GOLDSTONE: I suppose we went into it blindly. I mean, you can’t really consider the consequences, otherwise you don’t do your best work. You can almost take the view that if the public can’t take the joke, tough! It’s that thing of hitting a nerve; and the resistance to it was from groups just reacting to the idea that anyone should lampoon a piece of sacred history. And that wasn’t what it was about at all. I think when people saw it and enjoyed it, that kind of took over fro
m all the controversy. And everywhere it was banned ultimately played the film, it was only a matter of time—some decades! Certainly the same thing happened in America; in the Bible Belt it was viewed with a lot of suspicion, but where it did play it played very well.
CLEESE: Many years later I stood in a queue to see the Marty Scorsese film The Last Temptation of Christ, and I was standing there with all these nice, thoughtful, quiet, well-behaved students who were reading books or talking quietly to each other, and opposite were all the people protesting against the film who were as batty and unpleasant a bunch of ravers as I’ve ever seen! It was something terribly funny about these weirdos protesting at these very normal, quiet, well-behaved people.

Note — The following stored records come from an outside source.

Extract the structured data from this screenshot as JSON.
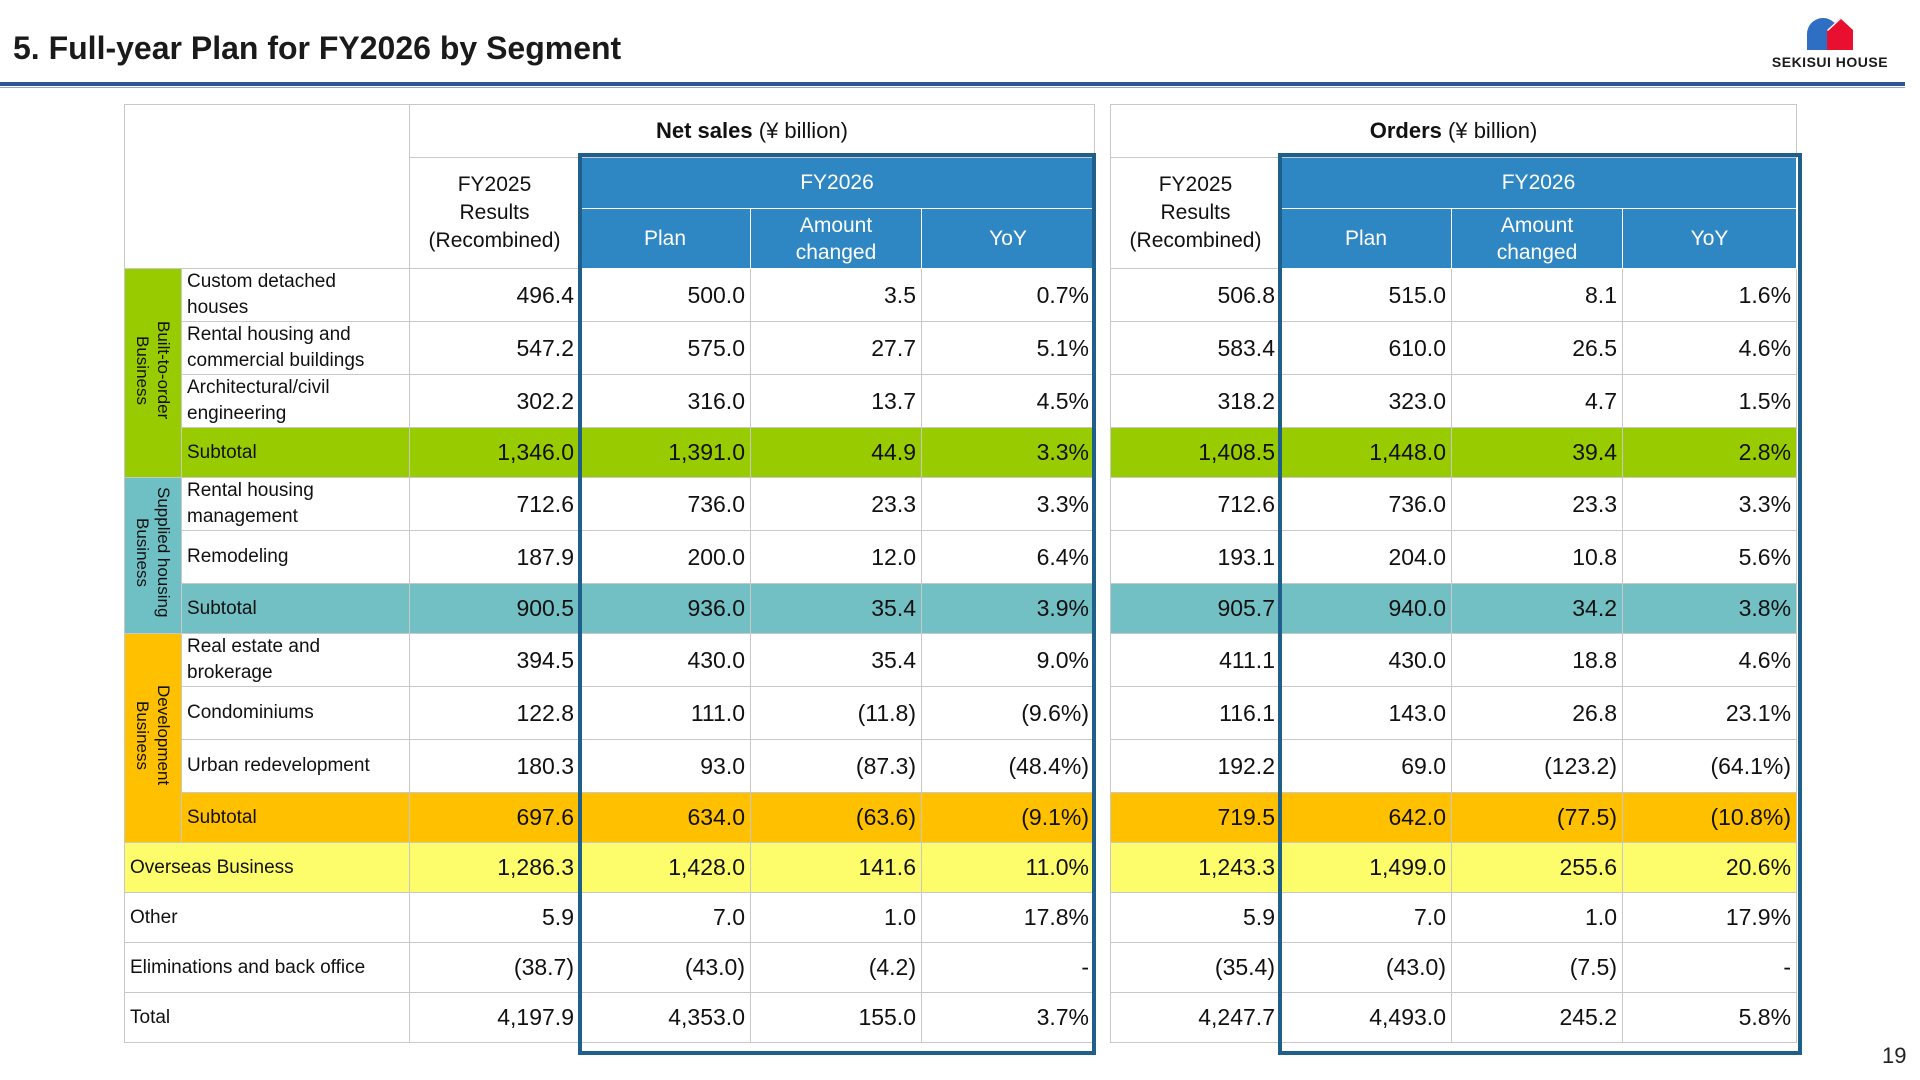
{
  "page": {
    "title": "5. Full-year Plan for FY2026 by Segment",
    "page_number": "19"
  },
  "logo": {
    "text": "SEKISUI HOUSE",
    "colors": {
      "blue": "#2e6fc4",
      "red": "#e8102e"
    }
  },
  "sales": {
    "header_bold": "Net sales",
    "header_unit": " (¥ billion)",
    "col_fy2025": [
      "FY2025",
      "Results",
      "(Recombined)"
    ],
    "col_fy2026": "FY2026",
    "col_plan": "Plan",
    "col_amount": [
      "Amount",
      "changed"
    ],
    "col_yoy": "YoY"
  },
  "orders": {
    "header_bold": "Orders",
    "header_unit": " (¥ billion)",
    "col_fy2025": [
      "FY2025",
      "Results",
      "(Recombined)"
    ],
    "col_fy2026": "FY2026",
    "col_plan": "Plan",
    "col_amount": [
      "Amount",
      "changed"
    ],
    "col_yoy": "YoY"
  },
  "groups": {
    "built": {
      "label": [
        "Built-to-order",
        "Business"
      ],
      "color": "#99cc00"
    },
    "supplied": {
      "label": [
        "Supplied housing",
        "Business"
      ],
      "color": "#72bfc4"
    },
    "development": {
      "label": [
        "Development",
        "Business"
      ],
      "color": "#ffc000"
    },
    "overseas_color": "#fdfd6b",
    "highlight_color": "#1f5f8b"
  },
  "rows": [
    {
      "label": [
        "Custom detached",
        "houses"
      ],
      "sales": [
        "496.4",
        "500.0",
        "3.5",
        "0.7%"
      ],
      "orders": [
        "506.8",
        "515.0",
        "8.1",
        "1.6%"
      ]
    },
    {
      "label": [
        "Rental housing and",
        "commercial buildings"
      ],
      "sales": [
        "547.2",
        "575.0",
        "27.7",
        "5.1%"
      ],
      "orders": [
        "583.4",
        "610.0",
        "26.5",
        "4.6%"
      ]
    },
    {
      "label": [
        "Architectural/civil",
        "engineering"
      ],
      "sales": [
        "302.2",
        "316.0",
        "13.7",
        "4.5%"
      ],
      "orders": [
        "318.2",
        "323.0",
        "4.7",
        "1.5%"
      ]
    },
    {
      "label": [
        "Subtotal"
      ],
      "sales": [
        "1,346.0",
        "1,391.0",
        "44.9",
        "3.3%"
      ],
      "orders": [
        "1,408.5",
        "1,448.0",
        "39.4",
        "2.8%"
      ]
    },
    {
      "label": [
        "Rental housing",
        "management"
      ],
      "sales": [
        "712.6",
        "736.0",
        "23.3",
        "3.3%"
      ],
      "orders": [
        "712.6",
        "736.0",
        "23.3",
        "3.3%"
      ]
    },
    {
      "label": [
        "Remodeling"
      ],
      "sales": [
        "187.9",
        "200.0",
        "12.0",
        "6.4%"
      ],
      "orders": [
        "193.1",
        "204.0",
        "10.8",
        "5.6%"
      ]
    },
    {
      "label": [
        "Subtotal"
      ],
      "sales": [
        "900.5",
        "936.0",
        "35.4",
        "3.9%"
      ],
      "orders": [
        "905.7",
        "940.0",
        "34.2",
        "3.8%"
      ]
    },
    {
      "label": [
        "Real estate and",
        "brokerage"
      ],
      "sales": [
        "394.5",
        "430.0",
        "35.4",
        "9.0%"
      ],
      "orders": [
        "411.1",
        "430.0",
        "18.8",
        "4.6%"
      ]
    },
    {
      "label": [
        "Condominiums"
      ],
      "sales": [
        "122.8",
        "111.0",
        "(11.8)",
        "(9.6%)"
      ],
      "orders": [
        "116.1",
        "143.0",
        "26.8",
        "23.1%"
      ]
    },
    {
      "label": [
        "Urban redevelopment"
      ],
      "sales": [
        "180.3",
        "93.0",
        "(87.3)",
        "(48.4%)"
      ],
      "orders": [
        "192.2",
        "69.0",
        "(123.2)",
        "(64.1%)"
      ]
    },
    {
      "label": [
        "Subtotal"
      ],
      "sales": [
        "697.6",
        "634.0",
        "(63.6)",
        "(9.1%)"
      ],
      "orders": [
        "719.5",
        "642.0",
        "(77.5)",
        "(10.8%)"
      ]
    },
    {
      "label": [
        "Overseas Business"
      ],
      "sales": [
        "1,286.3",
        "1,428.0",
        "141.6",
        "11.0%"
      ],
      "orders": [
        "1,243.3",
        "1,499.0",
        "255.6",
        "20.6%"
      ]
    },
    {
      "label": [
        "Other"
      ],
      "sales": [
        "5.9",
        "7.0",
        "1.0",
        "17.8%"
      ],
      "orders": [
        "5.9",
        "7.0",
        "1.0",
        "17.9%"
      ]
    },
    {
      "label": [
        "Eliminations and back office"
      ],
      "sales": [
        "(38.7)",
        "(43.0)",
        "(4.2)",
        "-"
      ],
      "orders": [
        "(35.4)",
        "(43.0)",
        "(7.5)",
        "-"
      ]
    },
    {
      "label": [
        "Total"
      ],
      "sales": [
        "4,197.9",
        "4,353.0",
        "155.0",
        "3.7%"
      ],
      "orders": [
        "4,247.7",
        "4,493.0",
        "245.2",
        "5.8%"
      ]
    }
  ]
}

Let’s face it: about twenty percent of the population is quite disturbed, in any country. Some of them only slightly, but by the time you get to the bottom seven or eight percent, I mean really getting quite disturbed. And of course they tend to latch onto religion or things like that for comfort, rather than extrapolating theories as to how the eye works or something.
PALIN: In the end, we’d been through all the possible dangers of people dismissing it and I think we’d come out with something intellectually defensible, so I quite enjoyed the reaction. Because in many ways it made us exactly what Python is about, really, the reaction from the sort of people who were inspiration for Python: the little petty local officials who close cinemas for hygiene because they don’t like the comedy film about the Bible story.
In a way, comedy doesn’t want to change the world, and it never does, but occasionally you need to have your own prejudices reinforced! These people still exist, so there’s a reason to be doing Python!